Un rescapé de la Covid-19 témoigne

Il a 71 ans, Belge. Il s’appelle Peter Piot, découvreur d’Ebola et conseiller de la Commission européenne dans la lutte contre la pandémie. Dans une interview, il parle de sa maladie, des conséquences à long terme de la Covid-19 et pourquoi on ne réussira pas à vaincre facilement le virus.

Jusqu’ici, on ne connaissait que trois situations : la Covid-19 tue, on en guérit ou bien on est asymptomatique, quoiqu’infecté. Avec le virologue Peter Piot, qui avait contracté la maladie et qui s’en est sorti, on connaît désormais les effets à long terme de cette affection. C’est une maladie qui entraîne une longue convalescence, dit-il. Jusqu’à présent, il est encore essoufflé quand il monte les escaliers.

Les premiers symptômes sont apparus le 19 mars. Au début de ce mois, il a eu de nombreuses possibilités d'infection. « J'ai assisté à plusieurs événements avec des centaines de participants, à de nombreuses sessions. J'ai d'ailleurs donné des conférences, sur la Covid-19. Et j'étais au restaurant presque tous les soirs. Il devait y avoir une centaine de personnes avec lesquelles j'étais en contact étroit. » Après, il a essayé de garder un peu de distance, mais pas très strictement. Ce n'est que le 17 mars qu’il a commencé à faire du home office à la London School of Hygiene & Tropical Medicine. À ce moment-là, il était déjà trop tard pour lui.

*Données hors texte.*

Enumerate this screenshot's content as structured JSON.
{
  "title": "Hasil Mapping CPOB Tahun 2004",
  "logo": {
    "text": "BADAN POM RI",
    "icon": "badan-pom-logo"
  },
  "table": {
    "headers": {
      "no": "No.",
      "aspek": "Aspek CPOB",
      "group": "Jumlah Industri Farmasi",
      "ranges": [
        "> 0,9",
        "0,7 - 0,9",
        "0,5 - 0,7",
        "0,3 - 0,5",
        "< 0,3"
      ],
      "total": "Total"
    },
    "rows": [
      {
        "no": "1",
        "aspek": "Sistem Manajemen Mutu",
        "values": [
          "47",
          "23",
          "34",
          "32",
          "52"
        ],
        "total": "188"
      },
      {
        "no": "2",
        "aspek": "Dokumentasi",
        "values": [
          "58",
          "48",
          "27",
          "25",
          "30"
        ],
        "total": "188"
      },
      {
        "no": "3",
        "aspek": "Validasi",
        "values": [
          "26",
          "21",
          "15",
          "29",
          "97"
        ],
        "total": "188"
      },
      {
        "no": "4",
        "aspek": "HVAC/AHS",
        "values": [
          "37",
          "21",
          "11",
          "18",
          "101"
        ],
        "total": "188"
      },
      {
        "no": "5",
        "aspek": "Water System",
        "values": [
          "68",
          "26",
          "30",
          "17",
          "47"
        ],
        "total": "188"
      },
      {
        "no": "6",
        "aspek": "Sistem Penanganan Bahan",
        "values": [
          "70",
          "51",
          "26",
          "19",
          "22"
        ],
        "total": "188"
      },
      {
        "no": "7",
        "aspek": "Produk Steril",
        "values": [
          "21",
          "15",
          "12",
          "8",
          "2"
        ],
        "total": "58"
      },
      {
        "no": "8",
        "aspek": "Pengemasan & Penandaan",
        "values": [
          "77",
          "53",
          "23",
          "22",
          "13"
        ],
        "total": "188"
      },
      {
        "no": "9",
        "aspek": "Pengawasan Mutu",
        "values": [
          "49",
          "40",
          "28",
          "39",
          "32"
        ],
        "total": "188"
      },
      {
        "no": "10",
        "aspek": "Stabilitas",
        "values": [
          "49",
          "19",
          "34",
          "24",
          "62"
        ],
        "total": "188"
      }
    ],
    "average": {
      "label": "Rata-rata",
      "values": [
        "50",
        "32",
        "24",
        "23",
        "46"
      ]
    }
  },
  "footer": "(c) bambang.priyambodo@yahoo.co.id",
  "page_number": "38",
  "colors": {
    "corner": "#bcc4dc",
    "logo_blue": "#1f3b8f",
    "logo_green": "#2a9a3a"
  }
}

Personne à part sa femme n’a été, à sa connaissance, infectée. Elle a eu une infection asymptomatique. À 71 ans, il court cinq à sept kilomètres trois fois par semaine, il a toujours pensé qu’il était plus en forme que certaines personnes de 50 ans. L’expression « groupe à risque » n’avait pas de sens pour lui.

En tant que virologue et expert en épidémiologie, il avait sous-estimé le virus. Pas intellectuellement puisqu’il a donné des conférences là-dessus. On lui avait même reproché d'avoir exagéré le danger. D’ailleurs, ça fait 4 ou 5 ans qu’il avertit de l’apparition de cette pandémie.

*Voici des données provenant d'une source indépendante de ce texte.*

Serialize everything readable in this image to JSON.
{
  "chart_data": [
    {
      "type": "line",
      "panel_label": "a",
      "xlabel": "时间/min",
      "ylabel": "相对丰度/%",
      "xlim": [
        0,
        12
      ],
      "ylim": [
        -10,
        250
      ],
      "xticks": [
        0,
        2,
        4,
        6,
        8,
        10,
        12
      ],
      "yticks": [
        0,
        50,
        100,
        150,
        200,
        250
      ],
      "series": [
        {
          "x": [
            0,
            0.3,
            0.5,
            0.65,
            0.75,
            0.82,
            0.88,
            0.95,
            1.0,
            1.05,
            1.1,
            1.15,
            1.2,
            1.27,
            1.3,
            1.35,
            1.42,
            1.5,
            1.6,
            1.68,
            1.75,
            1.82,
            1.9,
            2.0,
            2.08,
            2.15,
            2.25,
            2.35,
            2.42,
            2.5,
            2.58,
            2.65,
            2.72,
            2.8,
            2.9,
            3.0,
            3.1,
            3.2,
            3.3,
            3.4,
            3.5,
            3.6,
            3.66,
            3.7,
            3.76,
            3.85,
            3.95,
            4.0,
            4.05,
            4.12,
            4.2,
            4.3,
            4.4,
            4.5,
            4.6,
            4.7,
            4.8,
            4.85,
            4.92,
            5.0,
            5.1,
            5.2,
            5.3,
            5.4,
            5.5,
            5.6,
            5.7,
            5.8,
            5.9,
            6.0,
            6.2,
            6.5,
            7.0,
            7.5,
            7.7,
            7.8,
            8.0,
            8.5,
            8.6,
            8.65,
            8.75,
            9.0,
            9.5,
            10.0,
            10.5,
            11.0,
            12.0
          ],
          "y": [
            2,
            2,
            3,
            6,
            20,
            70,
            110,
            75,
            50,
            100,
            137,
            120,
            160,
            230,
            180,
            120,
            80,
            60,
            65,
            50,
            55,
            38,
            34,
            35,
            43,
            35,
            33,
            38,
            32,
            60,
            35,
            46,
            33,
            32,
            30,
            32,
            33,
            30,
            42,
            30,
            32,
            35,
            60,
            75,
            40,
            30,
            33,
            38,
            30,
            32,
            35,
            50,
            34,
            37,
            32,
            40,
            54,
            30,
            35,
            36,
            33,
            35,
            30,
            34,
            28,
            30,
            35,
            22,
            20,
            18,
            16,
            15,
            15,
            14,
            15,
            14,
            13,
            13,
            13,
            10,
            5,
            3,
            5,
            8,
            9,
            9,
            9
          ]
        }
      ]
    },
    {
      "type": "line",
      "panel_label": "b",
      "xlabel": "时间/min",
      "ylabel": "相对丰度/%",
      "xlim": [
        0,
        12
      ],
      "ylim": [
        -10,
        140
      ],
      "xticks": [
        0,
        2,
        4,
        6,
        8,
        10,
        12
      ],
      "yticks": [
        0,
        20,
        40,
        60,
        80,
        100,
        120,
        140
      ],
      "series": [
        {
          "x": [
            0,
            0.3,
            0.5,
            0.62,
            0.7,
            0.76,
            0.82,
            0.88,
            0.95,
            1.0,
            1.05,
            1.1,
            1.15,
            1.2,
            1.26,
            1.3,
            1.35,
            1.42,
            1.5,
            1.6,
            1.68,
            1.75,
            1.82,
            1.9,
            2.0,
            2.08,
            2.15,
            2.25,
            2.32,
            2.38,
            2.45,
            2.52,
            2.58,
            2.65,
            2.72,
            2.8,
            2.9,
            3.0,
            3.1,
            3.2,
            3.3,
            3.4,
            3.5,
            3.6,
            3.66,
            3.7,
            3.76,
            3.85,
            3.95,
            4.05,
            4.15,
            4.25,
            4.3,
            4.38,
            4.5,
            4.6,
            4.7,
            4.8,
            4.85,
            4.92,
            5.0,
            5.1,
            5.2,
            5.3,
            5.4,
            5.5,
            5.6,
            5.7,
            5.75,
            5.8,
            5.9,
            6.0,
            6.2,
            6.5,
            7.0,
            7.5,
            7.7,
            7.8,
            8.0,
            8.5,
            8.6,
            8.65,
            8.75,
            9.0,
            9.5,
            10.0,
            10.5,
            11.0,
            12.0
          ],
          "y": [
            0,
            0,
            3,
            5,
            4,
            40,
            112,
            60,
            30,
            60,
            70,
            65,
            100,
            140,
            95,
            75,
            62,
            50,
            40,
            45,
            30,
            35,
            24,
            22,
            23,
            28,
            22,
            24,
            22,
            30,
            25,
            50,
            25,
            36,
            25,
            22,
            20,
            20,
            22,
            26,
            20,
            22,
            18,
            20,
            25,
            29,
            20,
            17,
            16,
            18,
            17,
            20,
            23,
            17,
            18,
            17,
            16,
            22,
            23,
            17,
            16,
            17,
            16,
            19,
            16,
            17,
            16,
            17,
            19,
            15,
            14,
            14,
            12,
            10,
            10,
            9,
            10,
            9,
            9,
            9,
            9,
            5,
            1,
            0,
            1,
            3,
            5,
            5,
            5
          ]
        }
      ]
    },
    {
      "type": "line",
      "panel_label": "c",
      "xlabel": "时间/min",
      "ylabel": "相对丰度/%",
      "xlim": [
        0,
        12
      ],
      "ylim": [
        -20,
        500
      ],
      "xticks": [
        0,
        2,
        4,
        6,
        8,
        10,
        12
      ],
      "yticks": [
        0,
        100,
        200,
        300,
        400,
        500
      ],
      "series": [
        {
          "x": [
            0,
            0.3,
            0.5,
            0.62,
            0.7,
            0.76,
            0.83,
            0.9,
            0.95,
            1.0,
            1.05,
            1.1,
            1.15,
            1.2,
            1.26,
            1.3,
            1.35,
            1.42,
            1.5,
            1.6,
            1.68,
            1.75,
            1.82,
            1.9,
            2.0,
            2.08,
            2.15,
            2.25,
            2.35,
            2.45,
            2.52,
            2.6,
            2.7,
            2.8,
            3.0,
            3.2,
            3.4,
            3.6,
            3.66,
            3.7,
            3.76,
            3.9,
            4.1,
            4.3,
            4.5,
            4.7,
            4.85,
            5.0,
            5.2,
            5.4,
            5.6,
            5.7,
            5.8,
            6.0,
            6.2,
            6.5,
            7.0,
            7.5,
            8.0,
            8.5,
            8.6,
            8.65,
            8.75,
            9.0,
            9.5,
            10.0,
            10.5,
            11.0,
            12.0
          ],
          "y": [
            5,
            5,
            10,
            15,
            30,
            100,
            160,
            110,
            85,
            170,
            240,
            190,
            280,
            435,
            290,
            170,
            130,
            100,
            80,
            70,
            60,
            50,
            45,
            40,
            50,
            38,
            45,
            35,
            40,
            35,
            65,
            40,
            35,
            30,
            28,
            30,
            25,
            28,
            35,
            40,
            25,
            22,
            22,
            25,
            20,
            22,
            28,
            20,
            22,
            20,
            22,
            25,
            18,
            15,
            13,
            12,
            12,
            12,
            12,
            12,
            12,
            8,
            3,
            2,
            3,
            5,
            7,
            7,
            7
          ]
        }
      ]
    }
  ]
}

Dès qu’il a ressenti les premiers symptômes (terrible mal de tête, forte fièvre), il a su que c’était la Covid-19. À l’époque, l’accès à un test à Londres n’était pas si facile. Finalement, il l’a fait dans la clinique privée d’un ami. Ça lui a coûté 300 livres sterling. « Tout ce que je peux dire, c'est que nous avons absolument besoin de tests à domicile que tout le monde peut acheter en pharmacie et utiliser ensuite. »


Il a trouvé « stupide » qu’il ait attrapé le coronavirus. « Je n’ai pas le diabète, je ne fume pas et je ne suis pas obèse ». Il a pensé que ce sera à peine plus grave qu’une simple grippe. Bête du travail, il a continué à bosser. Pas longtemps. Le symptôme dominant dans son cas était une grosse fatigue. Normalement, il est une personne énergique et voilà que maintenant il pouvait à peine se tenir debout. Impossible de faire un pas.
« J’étais très faible ! »

Ça lui a pris du temps pour réaliser que ça pourrait lui être fatal. La fièvre augmentait, atteignant jusqu'à 102 ou 104. Là il a commencé à s'inquiéter. Sa femme lui a dit de se ménager. Mais il ne voulait pas. Puis sont venus les frissons, probablement dus à la pneumonie. C'est alors qu’il s’est tourné vers la clinique. Après 10 jours. « Normalement, on se dit : si je passe les huit ou neuf premiers jours, ça devrait aller mieux. Mais la fièvre est restée. D'autre part, j'ai quand même réussi à monter au quatrième étage de notre maison sans aucun problème. Et quand je suis arrivé aux urgences, mon niveau d'oxygène était de 84 ». Un taux très bas. Au début, le personnel de santé des urgences ne voulait pas y croire. On sait maintenant que c'est très typique des patients atteints de Covid-19 : une saturation en oxygène extrêmement faible, que les patients remarquent à peine.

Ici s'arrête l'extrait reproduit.